Tout réapprendre en repartant de zéro

Les interrogations des militants portent également sur les aspects financiers de cette transition. « Passer à l’hydrogène nécessite des investissements colossaux. Or l’entreprise est aujourd’hui très endettée », note Erol Simsek, secrétaire du comité européen, qui travaille sur le site de Bavans en tant que coordinateur HSE1 du pôle hydrogène. Forvia s’est en effet lourdement endetté pour acquérir l’allemand Hella.

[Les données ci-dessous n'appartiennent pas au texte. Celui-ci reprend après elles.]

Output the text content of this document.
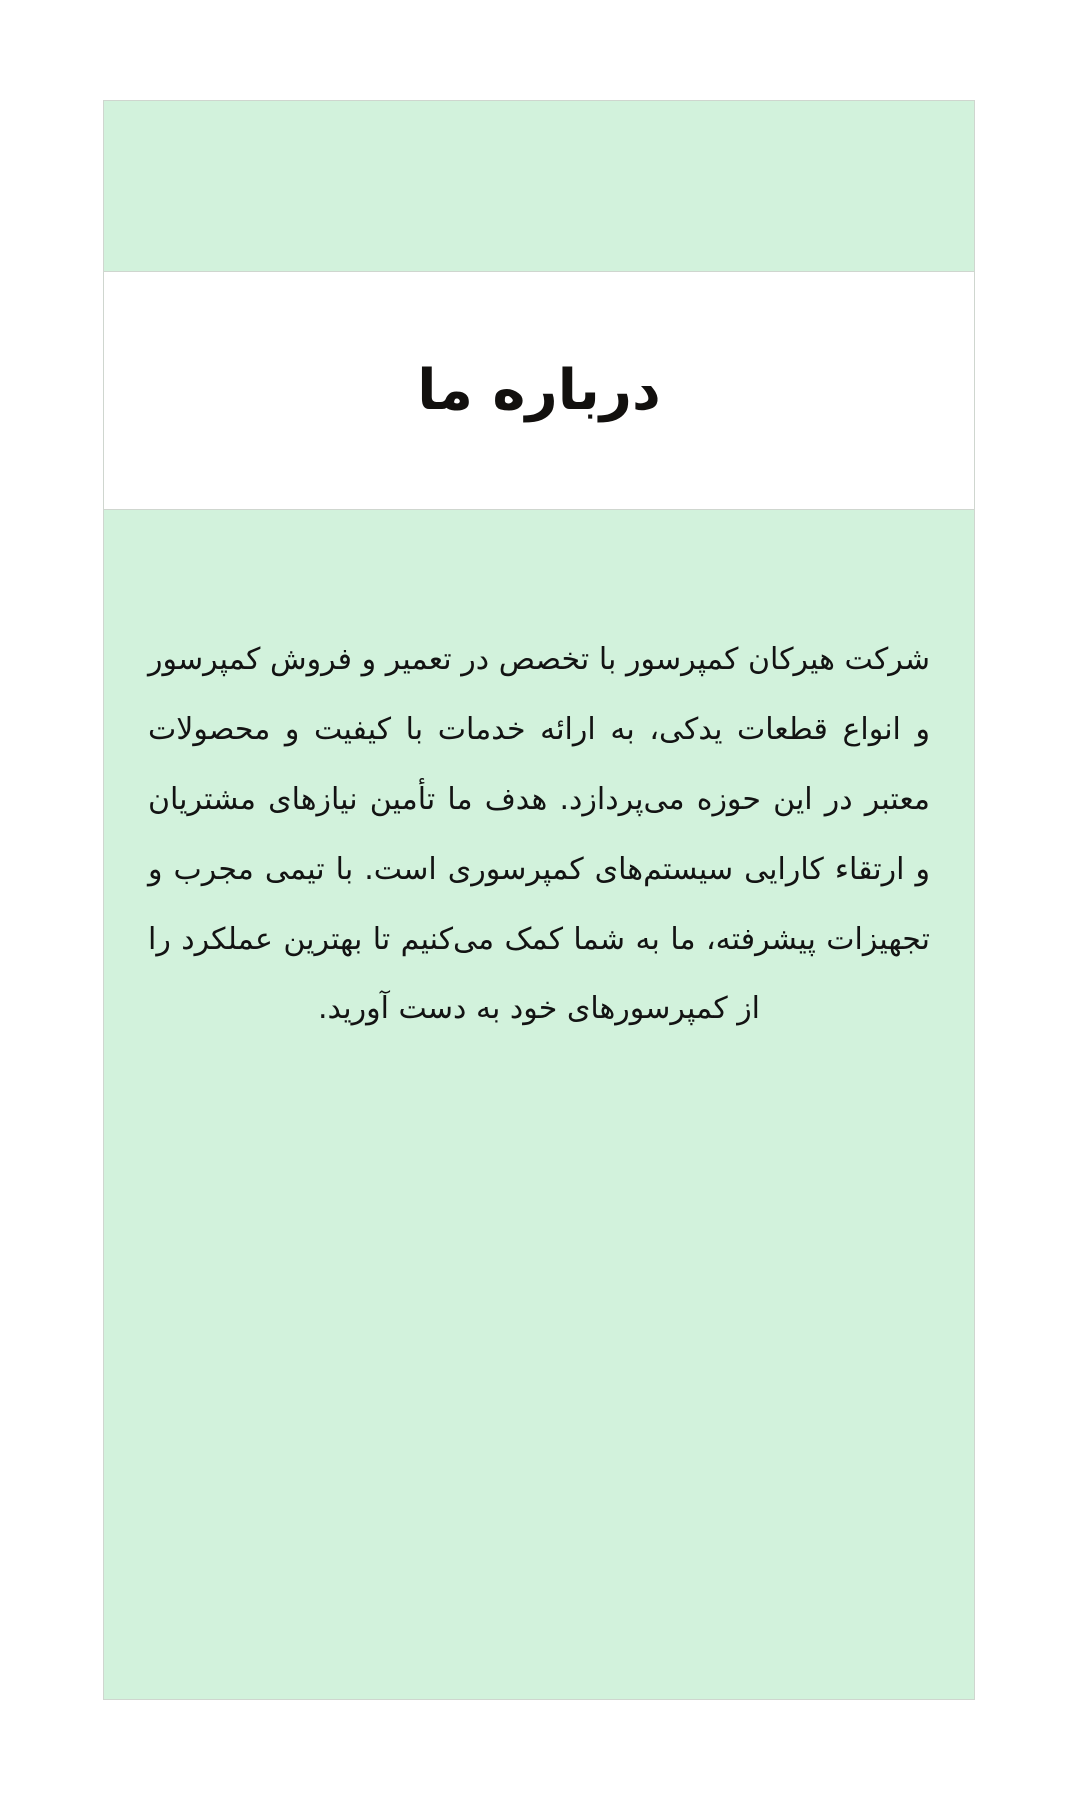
درباره ما

شرکت هیرکان کمپرسور با تخصص در تعمیر و فروش کمپرسور و انواع قطعات یدکی، به ارائه خدمات با کیفیت و محصولات معتبر در این حوزه می‌پردازد. هدف ما تأمین نیازهای مشتریان و ارتقاء کارایی سیستم‌های کمپرسوری است. با تیمی مجرب و تجهیزات پیشرفته، ما به شما کمک می‌کنیم تا بهترین عملکرد را از کمپرسورهای خود به دست آورید.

Enfin, c’est sur le volet des transitions professionnelles que l’équipe CFDT souhaiterait des éclaircissements et la garantie d’un plan d’accompagnement. « Mais, là encore, nous sommes dans le flou total. On nous avait parlé d’une école de l’hydrogène censée former les personnels. La direction a dû communiquer une ou deux fois dessus, et puis plus rien », dénonce Annick Antoni, élue au CSE et représentant syndical au CSE central, par ailleurs ingénieur au laboratoire de Bavans. Or les métiers liés à l’échappement et ceux liés à l’hydrogène n’ont rien à voir. « Ce n’est pas juste une adaptation à la marge. Il faut oublier tous nos repères et tout réapprendre, repartir de zéro. Cela s’accompagne pour certains salariés d’une impression de déclassement de leur expertise », souligne Annick. Ce qui n’aide pas les salariés à vouloir se reconvertir et, au contraire, provoque des résistances.

“Ou tu chômes ou tu vas au H2”

À cela s’ajoute une énième difficulté : d’ici à l’été, la direction a annoncé vouloir créer une nouvelle entité juridique dédiée à l’activité hydrogène. Elle a donc demandé aux salariés de se prononcer : soit être muté dans la nouvelle entité, et donc « passer à 100 % à l’hydrogène », soit rester dans l’activité échappement, sachant qu’elle est sur le déclin, avec déjà des périodes de chômage technique imposées aux personnels. Un dilemme proprement cornélien. « Nous sommes parfois interpellés par les salariés sur le choix à faire. Ils ne savent pas trop, hésitent à franchir le pas. Mais comment les conseiller ? », reconnaît Mohamed. Dans ce climat d’incertitude, « nous avons beaucoup de démissions, y compris de salariés qui travaillent sur l’hydrogène », souligne Annick.

On le voit, la réussite du processus de transition nécessite un dialogue social de qualité, et de la confiance entre les acteurs. L’enjeu est absolument colossal. Et, pour cela, la CFDT revendique une place d’acteur de référence, pas un strapontin. Il est temps que la direction de FSE l’entende.